Olimpiyat, dünya ve Avrupa şampiyonu ulusal güreşçi Taha Akgül, 9 ay evvel ulusal ekip kampında sakatlanmasını ve tedavisinin akabinde tekrar mindere çıkarak 2020 Tokyo Olimpiyatları’na hazırlık çalışmalarını AA muhabirine kıymetlendirdi.

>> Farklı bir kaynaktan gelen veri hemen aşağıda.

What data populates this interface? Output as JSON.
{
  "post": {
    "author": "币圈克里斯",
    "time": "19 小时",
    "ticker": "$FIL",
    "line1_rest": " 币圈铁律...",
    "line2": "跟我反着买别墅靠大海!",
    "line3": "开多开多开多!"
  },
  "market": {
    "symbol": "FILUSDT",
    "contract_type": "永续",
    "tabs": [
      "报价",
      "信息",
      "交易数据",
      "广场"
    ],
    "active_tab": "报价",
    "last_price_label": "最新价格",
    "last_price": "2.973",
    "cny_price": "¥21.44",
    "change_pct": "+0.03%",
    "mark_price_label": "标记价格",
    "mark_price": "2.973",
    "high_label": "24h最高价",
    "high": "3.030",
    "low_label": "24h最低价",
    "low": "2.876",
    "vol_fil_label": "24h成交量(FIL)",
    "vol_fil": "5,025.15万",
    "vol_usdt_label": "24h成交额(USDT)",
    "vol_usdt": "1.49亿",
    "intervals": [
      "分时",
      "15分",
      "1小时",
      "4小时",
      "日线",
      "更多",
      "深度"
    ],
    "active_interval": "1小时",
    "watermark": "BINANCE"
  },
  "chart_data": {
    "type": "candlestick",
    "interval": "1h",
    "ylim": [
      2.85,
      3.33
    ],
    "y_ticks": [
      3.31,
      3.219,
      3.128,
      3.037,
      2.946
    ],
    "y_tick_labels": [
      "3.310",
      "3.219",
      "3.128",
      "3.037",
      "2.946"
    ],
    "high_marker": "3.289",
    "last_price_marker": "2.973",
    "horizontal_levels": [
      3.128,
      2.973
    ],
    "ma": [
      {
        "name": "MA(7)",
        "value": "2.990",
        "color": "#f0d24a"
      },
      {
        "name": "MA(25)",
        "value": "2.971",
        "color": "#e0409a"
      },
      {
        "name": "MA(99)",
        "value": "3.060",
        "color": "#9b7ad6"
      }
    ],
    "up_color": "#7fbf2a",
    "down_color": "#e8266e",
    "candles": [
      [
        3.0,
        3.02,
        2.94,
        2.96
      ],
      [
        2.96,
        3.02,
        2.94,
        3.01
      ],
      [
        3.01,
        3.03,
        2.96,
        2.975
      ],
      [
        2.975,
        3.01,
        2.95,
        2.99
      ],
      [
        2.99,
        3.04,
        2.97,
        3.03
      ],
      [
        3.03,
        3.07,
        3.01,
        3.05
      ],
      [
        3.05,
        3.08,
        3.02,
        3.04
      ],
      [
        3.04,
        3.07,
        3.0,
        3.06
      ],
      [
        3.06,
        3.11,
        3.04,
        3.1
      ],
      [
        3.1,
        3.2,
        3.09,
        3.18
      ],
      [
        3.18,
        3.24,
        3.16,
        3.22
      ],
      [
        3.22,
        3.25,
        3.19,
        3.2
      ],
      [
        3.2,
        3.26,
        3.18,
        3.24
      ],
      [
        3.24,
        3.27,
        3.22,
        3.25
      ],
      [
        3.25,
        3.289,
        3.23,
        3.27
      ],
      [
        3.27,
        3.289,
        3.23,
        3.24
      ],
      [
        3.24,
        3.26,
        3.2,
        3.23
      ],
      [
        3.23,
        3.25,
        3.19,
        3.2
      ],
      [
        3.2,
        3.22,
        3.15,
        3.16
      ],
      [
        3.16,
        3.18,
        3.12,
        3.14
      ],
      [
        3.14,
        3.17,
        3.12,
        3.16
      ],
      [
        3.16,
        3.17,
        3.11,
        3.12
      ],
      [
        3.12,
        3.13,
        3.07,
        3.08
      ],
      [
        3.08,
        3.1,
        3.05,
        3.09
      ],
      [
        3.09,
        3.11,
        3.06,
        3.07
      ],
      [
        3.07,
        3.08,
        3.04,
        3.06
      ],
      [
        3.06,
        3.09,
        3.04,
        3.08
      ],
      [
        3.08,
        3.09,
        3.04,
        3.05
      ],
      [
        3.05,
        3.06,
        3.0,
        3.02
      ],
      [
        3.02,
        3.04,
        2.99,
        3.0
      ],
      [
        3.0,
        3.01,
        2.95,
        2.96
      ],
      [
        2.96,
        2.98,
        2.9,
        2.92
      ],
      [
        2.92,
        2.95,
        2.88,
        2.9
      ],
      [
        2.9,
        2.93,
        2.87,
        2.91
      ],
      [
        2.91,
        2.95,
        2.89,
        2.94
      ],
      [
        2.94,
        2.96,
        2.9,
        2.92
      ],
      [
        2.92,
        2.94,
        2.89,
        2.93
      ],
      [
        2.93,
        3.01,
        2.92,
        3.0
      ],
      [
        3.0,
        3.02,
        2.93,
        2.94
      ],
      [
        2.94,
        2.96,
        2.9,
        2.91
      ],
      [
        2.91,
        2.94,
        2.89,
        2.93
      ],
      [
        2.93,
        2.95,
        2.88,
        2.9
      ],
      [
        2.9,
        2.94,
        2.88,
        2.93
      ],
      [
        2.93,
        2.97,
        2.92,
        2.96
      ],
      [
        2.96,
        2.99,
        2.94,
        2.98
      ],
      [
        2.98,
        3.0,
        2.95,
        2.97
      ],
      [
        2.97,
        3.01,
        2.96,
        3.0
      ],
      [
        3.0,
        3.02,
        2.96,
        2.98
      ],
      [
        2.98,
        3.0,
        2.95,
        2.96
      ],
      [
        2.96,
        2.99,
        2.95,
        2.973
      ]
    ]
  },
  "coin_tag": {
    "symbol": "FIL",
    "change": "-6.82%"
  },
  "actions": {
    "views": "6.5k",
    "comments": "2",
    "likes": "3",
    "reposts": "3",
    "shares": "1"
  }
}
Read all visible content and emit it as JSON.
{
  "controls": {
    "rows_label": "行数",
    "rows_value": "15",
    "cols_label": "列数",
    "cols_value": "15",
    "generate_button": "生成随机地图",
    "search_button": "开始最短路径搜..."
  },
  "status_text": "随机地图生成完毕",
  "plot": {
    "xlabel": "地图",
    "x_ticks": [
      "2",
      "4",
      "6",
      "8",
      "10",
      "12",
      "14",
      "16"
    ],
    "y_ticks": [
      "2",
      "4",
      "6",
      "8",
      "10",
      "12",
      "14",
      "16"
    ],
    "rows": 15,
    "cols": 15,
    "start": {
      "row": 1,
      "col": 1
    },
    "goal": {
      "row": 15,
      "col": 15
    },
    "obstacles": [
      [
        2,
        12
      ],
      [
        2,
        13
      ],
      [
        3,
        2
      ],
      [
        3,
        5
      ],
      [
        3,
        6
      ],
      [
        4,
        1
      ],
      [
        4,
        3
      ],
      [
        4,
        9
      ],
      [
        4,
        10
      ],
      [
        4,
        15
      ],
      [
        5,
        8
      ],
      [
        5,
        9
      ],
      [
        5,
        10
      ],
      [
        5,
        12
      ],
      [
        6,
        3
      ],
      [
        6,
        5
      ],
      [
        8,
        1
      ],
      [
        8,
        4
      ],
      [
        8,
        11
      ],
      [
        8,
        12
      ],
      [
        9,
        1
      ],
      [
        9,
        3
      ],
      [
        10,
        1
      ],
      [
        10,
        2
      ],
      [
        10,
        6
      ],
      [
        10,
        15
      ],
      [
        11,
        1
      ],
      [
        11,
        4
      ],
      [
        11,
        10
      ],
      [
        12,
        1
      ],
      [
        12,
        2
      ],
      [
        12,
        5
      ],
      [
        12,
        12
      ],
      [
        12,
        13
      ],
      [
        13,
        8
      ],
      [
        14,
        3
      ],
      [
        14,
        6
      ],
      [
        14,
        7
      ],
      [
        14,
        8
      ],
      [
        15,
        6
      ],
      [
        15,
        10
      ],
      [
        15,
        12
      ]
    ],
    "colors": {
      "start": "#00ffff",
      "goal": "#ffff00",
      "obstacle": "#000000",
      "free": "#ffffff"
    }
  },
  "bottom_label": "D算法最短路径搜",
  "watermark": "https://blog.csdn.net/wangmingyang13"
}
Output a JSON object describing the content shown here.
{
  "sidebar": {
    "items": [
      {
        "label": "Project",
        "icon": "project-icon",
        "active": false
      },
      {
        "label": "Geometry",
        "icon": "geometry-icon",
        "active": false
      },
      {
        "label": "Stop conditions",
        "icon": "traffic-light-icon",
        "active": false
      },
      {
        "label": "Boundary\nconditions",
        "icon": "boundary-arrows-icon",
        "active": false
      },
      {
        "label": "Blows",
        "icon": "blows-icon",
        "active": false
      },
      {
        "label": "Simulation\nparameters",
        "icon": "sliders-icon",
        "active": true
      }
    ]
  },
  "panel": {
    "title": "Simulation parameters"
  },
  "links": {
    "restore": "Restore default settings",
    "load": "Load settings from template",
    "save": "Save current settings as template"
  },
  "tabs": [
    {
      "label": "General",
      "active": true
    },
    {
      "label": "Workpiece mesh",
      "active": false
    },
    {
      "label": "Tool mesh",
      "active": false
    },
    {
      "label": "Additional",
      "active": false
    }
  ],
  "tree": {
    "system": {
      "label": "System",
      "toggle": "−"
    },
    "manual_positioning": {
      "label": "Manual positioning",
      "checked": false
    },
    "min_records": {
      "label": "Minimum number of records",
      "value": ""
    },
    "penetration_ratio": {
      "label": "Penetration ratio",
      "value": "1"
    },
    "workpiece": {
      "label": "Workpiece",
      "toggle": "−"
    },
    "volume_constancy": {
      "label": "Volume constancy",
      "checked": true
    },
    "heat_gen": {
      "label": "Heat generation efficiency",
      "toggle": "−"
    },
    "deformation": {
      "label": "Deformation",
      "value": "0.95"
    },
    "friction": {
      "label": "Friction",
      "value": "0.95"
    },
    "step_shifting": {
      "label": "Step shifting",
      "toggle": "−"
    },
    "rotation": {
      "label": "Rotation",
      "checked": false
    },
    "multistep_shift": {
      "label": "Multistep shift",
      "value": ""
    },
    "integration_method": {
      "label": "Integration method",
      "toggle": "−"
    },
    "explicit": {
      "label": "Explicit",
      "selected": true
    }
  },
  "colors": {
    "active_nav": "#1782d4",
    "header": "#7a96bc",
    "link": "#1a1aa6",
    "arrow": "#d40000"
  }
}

2016 Rio Olimpiyatları’nda Türkiye’ye tek altın madalyayı kazandıran Taha Akgül, “Yaşar Doğu kampında çok önemli bir sakatlık geçirdim. Omzumdan köprücük kemiği çıktı, çok önemli bir operasyon geçirdim. Bu biçimde 6 aylık bir vakitte olimpiyatlara yetişmem çok zordu. Çok üzülmüştüm natürel olimpiyatları kaçırma riskim var diye, yani nasip bu pandemi salgını olimpiyatların ertelenmesine sebep oldu. Tarihte birinci sefer ertelenme hadisesi oldu, o da bize denk geldi. Benim için bu çok büyük bir lütuf oldu; zira olimpiyatlar 4 senede bir geliyor, bir daha bahtımız olur mu olmaz mı, yakalayabilir miyiz? Allah’ın bir lütfu oldu.” diye konuştu.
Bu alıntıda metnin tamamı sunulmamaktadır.